Pequenos grupos de homens engravatados, empunhando estandartes e gaitas de fole circulam pelo Brasil no que chamam de “Cruzada pela Família”. Nestas cruzadas, eles literalmente marcham pelas ruas centrais das cidades para, a cada esquina, através de um megafone antigo, bradar frases como “contra o avanço sorrateiro do homossexualismo no mundo inteiro”.
No dia 23 de Janeiro foi a vez de Florianópolis ser agraciada com o desfile da idade média promovido pelo Instituto Plinio Corrêa de Oliveira (IPCO), uma associação sediada no bairro paulista Higienópolis, cuja principal função é difundir as lições de Plinio Corrêa de Oliveira, fundador da Sociedade Brasileira de Defesa de Tradição, Família e Propriedade –TFP.
A missão de vida de Plínio era a “dedicação abnegada em defesa da Civilização Cristã”. O problema é que o que quer que seus seguidores entendam por “Civilização Cristã”, precisa coexistir no mesmo espaço que outros agrupamentos humanos, com outros valores e outras visões de mundo. Esta coexistência implica em uma série de acordos e o exercício cotidiano da tolerância, o que para “pessoas abnegadas” geralmente é um problema.
A dificuldade em lidar com a divergência e a necessidade de impor a própria visão sobre os outros estão entre as características principais dos fundamentalistas. Quando se promove ações para que valores baseados na religião de um grupo se sobreponha à carta magna do país, na qual está registrada a constituição de um Estado Laico, é de fundamentalismo que estamos falando.
Além de desfiles vintage-integralistas, a IPCO promove uma campanha contra a aprovação da PLC 122/2006, um Projeto de Lei de criminalização da homofobia no país. Um dos argumentos dos representantes do IPCO é o de que, caso a Lei seja aprovada, eles não poderão expressar livremente as suas ideias, já que consideram a homossexualidade um pecado. A sustentação desta tese é duvidosa, uma vez que a PLC 122 inclui a homofobia no mesmo parágrafo no qual já é crime o racismo e a descriminação por gênero, idade, procedência e religião na legislação brasileira, o que, segundo a lógica dos fundamentalistas, faria com que alguns comediantes de stand-up, que fazem piadas na linha “preto, viado, judeu e pobre,” estivessem presos há muito tempo.

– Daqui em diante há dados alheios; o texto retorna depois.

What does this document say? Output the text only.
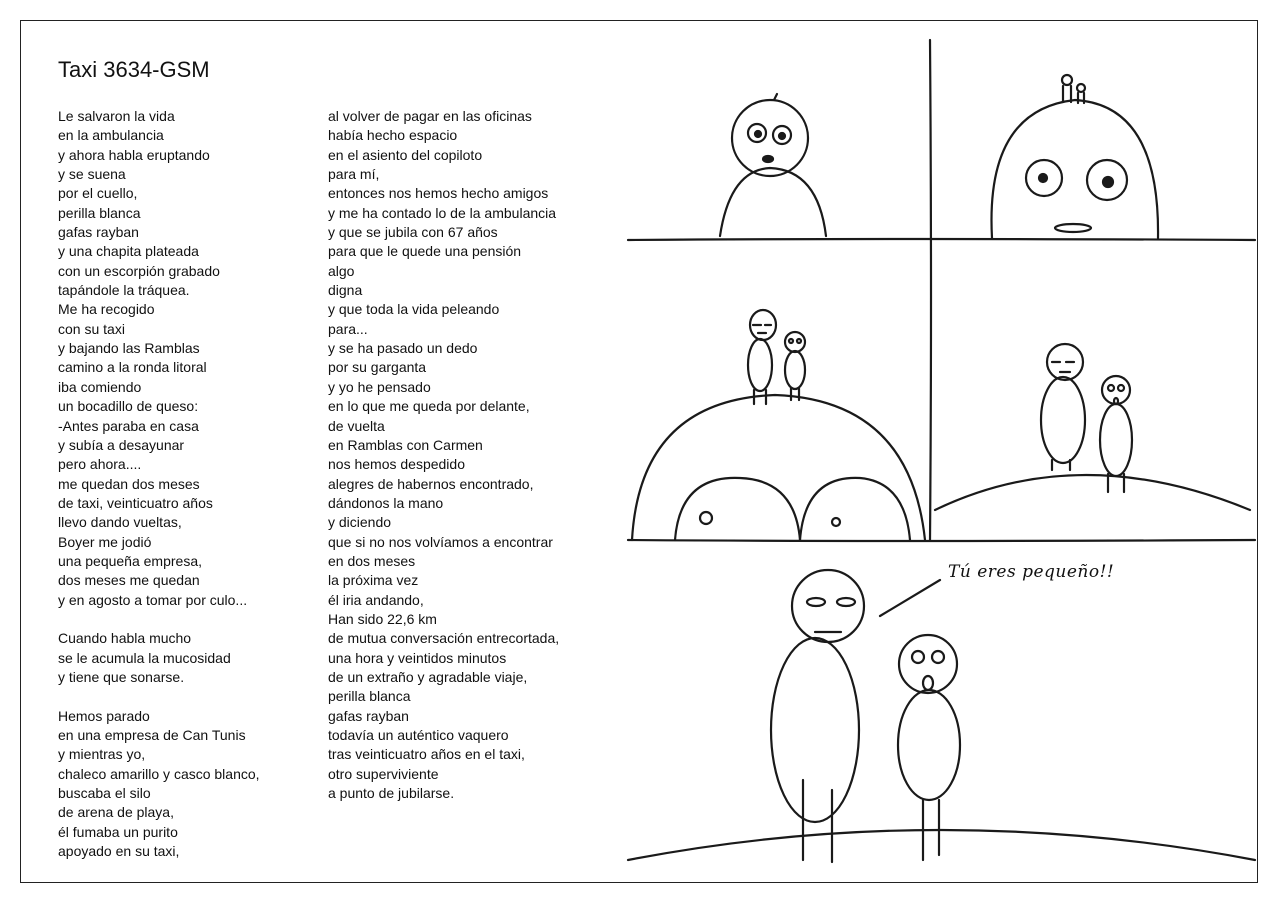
Taxi 3634-GSM
Le salvaron la vida
en la ambulancia
y ahora habla eruptando
y se suena
por el cuello,
perilla blanca
gafas rayban
y una chapita plateada
con un escorpión grabado
tapándole la tráquea.
Me ha recogido
con su taxi
y bajando las Ramblas
camino a la ronda litoral
iba comiendo
un bocadillo de queso:
-Antes paraba en casa
y subía a desayunar
pero ahora....
me quedan dos meses
de taxi, veinticuatro años
llevo dando vueltas,
Boyer me jodió
una pequeña empresa,
dos meses me quedan
y en agosto a tomar por culo...
Cuando habla mucho
se le acumula la mucosidad
y tiene que sonarse.
Hemos parado
en una empresa de Can Tunis
y mientras yo,
chaleco amarillo y casco blanco,
buscaba el silo
de arena de playa,
él fumaba un purito
apoyado en su taxi,
al volver de pagar en las oficinas
había hecho espacio
en el asiento del copiloto
para mí,
entonces nos hemos hecho amigos
y me ha contado lo de la ambulancia
y que se jubila con 67 años
para que le quede una pensión
algo
digna
y que toda la vida peleando
para...
y se ha pasado un dedo
por su garganta
y yo he pensado
en lo que me queda por delante,
de vuelta
en Ramblas con Carmen
nos hemos despedido
alegres de habernos encontrado,
dándonos la mano
y diciendo
que si no nos volvíamos a encontrar
en dos meses
la próxima vez
él iria andando,
Han sido 22,6 km
de mutua conversación entrecortada,
una hora y veintidos minutos
de un extraño y agradable viaje,
perilla blanca
gafas rayban
todavía un auténtico vaquero
tras veinticuatro años en el taxi,
otro superviviente
a punto de jubilarse.
Tú eres pequeño!!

O limite entre a liberdade de expressão e o delito de opinião é um debate formidável e renderia mais horas e laudas do que já rendeu. O fato é que o argumento citado é um dos pouquíssimos que fogem ao mantra “segundo a bíblia, é pecado” do IPCO, TFP e tantas outras agremiações que usam a Bíblia como um manual existencial. “A subordinação da política à moral, implica pois, numa subordinação da política à Religião” são as palavras de Plinio Corrêa. O “pecado” é o principal motivo para os ataques à descriminalização do aborto e ao casamento gay, duas questões que só deveriam dizer respeito às pessoas envolvidas.
Em contraponto às Cruzadas pela Família, ativistas libertários e movimentos sociais como o GLBTT, Direitos Humanos e Feminista têm se organizado para promover paralelamente aos atos da IPCO, manifestações a favor dos direitos das mulheres, união homoafetiva, Estado Laico e liberdade de expressão. Em Florianópolis não foi diferente.

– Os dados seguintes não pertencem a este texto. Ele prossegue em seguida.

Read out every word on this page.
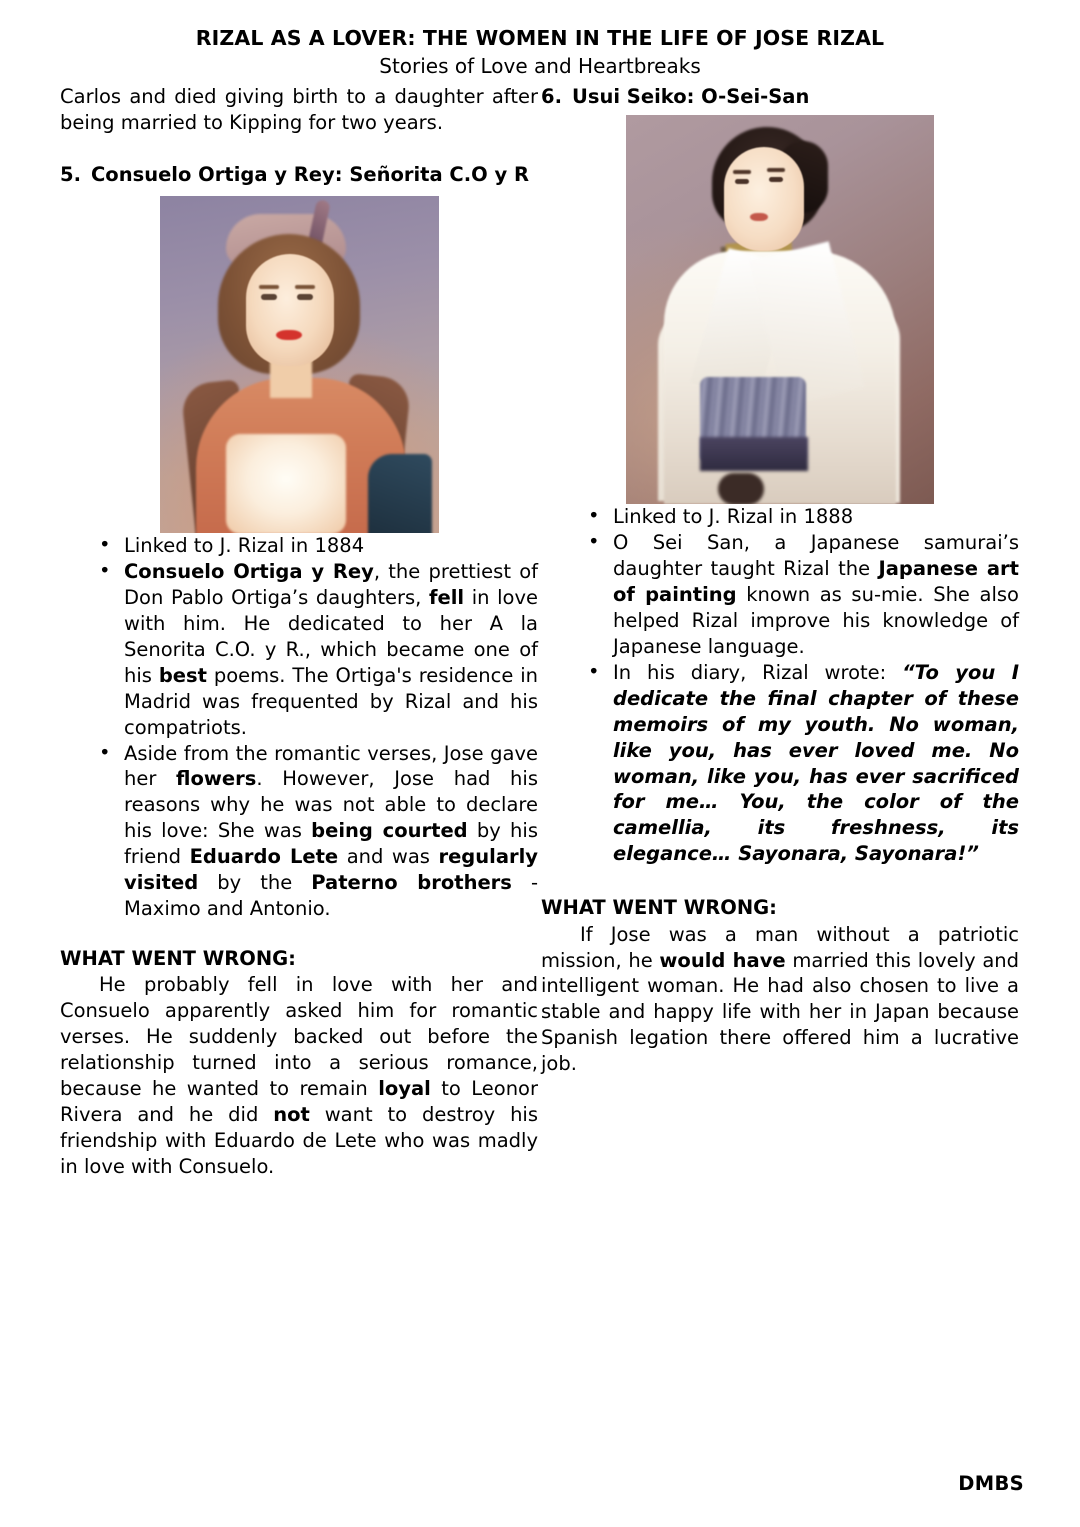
RIZAL AS A LOVER: THE WOMEN IN THE LIFE OF JOSE RIZAL
Stories of Love and Heartbreaks

Carlos and died giving birth to a daughter after being married to Kipping for two years.

5. Consuelo Ortiga y Rey: Señorita C.O y R
• Linked to J. Rizal in 1884
• Consuelo Ortiga y Rey, the prettiest of Don Pablo Ortiga’s daughters, fell in love with him. He dedicated to her A la Senorita C.O. y R., which became one of his best poems. The Ortiga's residence in Madrid was frequented by Rizal and his compatriots.
• Aside from the romantic verses, Jose gave her flowers. However, Jose had his reasons why he was not able to declare his love: She was being courted by his friend Eduardo Lete and was regularly visited by the Paterno brothers - Maximo and Antonio.
WHAT WENT WRONG:

He probably fell in love with her and Consuelo apparently asked him for romantic verses. He suddenly backed out before the relationship turned into a serious romance, because he wanted to remain loyal to Leonor Rivera and he did not want to destroy his friendship with Eduardo de Lete who was madly in love with Consuelo.

6. Usui Seiko: O-Sei-San
• Linked to J. Rizal in 1888
• O Sei San, a Japanese samurai’s daughter taught Rizal the Japanese art of painting known as su-mie. She also helped Rizal improve his knowledge of Japanese language.
• In his diary, Rizal wrote: “To you I dedicate the final chapter of these memoirs of my youth. No woman, like you, has ever loved me. No woman, like you, has ever sacrificed for me… You, the color of the camellia, its freshness, its elegance… Sayonara, Sayonara!”
WHAT WENT WRONG:

If Jose was a man without a patriotic mission, he would have married this lovely and intelligent woman. He had also chosen to live a stable and happy life with her in Japan because Spanish legation there offered him a lucrative job.

DMBS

Enquanto cerca de 20 homens da IPCO discursavam que “casamento é só entre homem e a mulher” e tentavam distribuir seus livros e panfletos entre os transeuntes que não pareciam entender bem se aquela movimentação era um protesto ou uma banda escocesa, manifestantes libertários cantavam “Ô Plínio! Que papelão! Nós não queremos outra inquisição!”.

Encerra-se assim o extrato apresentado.